Sudanese Finance Minister Ali Mahmoud says the dispute has left a $2.4 billion hole in Khartoum's state finances. Exports have slumped 83 percent. Annual inflation hit nearly 29 percent in April.
The shutdown has essentially cut off the south's oil revenues, 98 percent of state income. Oil constitutes just more than 40 percent of the north's revenues.
Some 85 percent of the oil lies in the south, mainly in border states where the heavy clashes have taken place in the last few weeks. But the landlocked south can only export through the Chinese-built pipeline running through the north.
Kornelio Koriom Mayik, governor of South Sudan's central bank, says the south's in bad shape, too.
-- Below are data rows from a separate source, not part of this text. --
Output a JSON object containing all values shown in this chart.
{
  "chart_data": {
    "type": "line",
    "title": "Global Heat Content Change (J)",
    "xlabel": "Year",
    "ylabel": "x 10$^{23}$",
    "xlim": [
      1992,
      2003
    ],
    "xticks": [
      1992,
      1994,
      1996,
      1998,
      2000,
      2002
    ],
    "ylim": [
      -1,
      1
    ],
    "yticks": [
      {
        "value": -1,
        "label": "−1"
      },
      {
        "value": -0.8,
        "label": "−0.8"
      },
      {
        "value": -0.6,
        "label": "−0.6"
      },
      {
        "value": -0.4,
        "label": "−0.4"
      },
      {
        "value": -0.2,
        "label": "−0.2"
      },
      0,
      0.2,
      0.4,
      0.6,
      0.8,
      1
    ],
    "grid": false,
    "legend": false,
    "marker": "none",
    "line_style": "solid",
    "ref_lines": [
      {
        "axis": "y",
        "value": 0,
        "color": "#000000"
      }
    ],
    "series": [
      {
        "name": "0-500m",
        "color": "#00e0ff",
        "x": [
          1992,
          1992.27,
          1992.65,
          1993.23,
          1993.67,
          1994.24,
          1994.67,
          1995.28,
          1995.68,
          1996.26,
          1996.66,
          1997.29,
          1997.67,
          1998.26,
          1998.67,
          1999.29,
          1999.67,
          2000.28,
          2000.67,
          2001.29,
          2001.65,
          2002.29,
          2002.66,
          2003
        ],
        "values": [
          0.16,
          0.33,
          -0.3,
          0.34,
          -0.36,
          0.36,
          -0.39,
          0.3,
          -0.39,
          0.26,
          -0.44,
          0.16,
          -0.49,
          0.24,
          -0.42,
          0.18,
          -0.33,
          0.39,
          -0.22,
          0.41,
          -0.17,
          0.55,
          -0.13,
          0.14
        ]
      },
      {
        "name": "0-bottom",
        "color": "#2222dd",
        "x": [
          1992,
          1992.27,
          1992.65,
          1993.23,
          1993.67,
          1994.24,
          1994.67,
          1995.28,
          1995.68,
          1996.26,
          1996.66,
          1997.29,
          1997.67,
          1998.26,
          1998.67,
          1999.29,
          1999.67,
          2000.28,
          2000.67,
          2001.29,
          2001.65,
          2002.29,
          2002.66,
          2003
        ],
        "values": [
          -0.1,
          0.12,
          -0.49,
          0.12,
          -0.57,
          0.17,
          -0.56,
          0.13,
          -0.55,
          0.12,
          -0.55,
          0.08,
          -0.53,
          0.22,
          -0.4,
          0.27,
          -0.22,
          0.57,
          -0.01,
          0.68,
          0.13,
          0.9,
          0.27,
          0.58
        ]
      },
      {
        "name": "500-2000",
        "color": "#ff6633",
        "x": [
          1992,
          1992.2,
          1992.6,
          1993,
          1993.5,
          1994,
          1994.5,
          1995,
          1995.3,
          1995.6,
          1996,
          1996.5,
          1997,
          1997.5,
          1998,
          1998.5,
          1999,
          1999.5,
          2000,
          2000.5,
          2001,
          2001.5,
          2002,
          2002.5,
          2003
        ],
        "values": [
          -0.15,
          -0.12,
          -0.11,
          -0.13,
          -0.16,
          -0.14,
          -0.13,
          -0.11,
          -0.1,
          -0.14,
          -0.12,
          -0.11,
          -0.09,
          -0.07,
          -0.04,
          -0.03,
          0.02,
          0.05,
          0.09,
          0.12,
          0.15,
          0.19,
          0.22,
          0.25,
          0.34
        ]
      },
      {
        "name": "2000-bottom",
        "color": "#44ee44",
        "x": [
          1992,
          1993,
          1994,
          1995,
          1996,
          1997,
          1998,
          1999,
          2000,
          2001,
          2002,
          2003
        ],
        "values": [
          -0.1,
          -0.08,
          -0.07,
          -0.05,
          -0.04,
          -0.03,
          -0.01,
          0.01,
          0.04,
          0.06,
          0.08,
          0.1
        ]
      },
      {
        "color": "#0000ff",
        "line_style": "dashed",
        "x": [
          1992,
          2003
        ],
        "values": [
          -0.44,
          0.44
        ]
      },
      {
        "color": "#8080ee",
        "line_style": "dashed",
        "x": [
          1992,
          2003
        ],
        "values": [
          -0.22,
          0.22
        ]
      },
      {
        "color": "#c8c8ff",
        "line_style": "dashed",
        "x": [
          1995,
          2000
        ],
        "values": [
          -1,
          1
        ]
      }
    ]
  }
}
"We're importing everything and we're drawing on reserves, so of course we have some difficulties," he said a few days ago.
"By my calculations, unless there are shocks, we can go on for another seven months without oil," using foreign reserves "in the region of $1.5 billion."
Both sides appear to have dug in their heels at talks brokered by the African Union, with no indication either is prepared to make concessions.
The most likely prospect of heading off a new war between the Arab, Muslim north and the infant state of South Sudan, which is mainly Christian and animist, appears to be intervention by China.
Beijing is the main buyer of Sudan's oil and has multibillion-dollar investments on both sides. It thus has a vested strategic interest in bringing the two sides together and has been at the center of diplomatic efforts to get them back to negotiations.
The south seeks to build a pipeline running southeast from its oilfields to Kenya's Indian Ocean ports via Uganda, cutting out the north altogether.
But, Britain's Guardian newspaper observed May 17, "South Sudan's pipe dream risks remaining just that.
"There are 1,000 factors which could set back such a project – bandits, weather, political scrapping over cost, and so on.
"The port of Lamu in Kenya, the planned sea connection for the pipeline hasn't even been built yet."
Khartoum is bitterly opposed to such a project.
South Sudanese President Salva Kiir, a former rebel commander during the civil war, visited Beijing in April seeking Chinese aid to build the pipeline. But Prime Minister Hu Jintao has refused to put up funds for the project for fear of jeopardizing China's investments in the north.
However, Beijing has hedged its bets by offering the south bank loans and emergency aid.
That's not likely to save South Sudan unless it cuts a deal with Khartoum, or its friends in Africa can drum up $7 billion, to cover lost oil income and enable it to defy the north.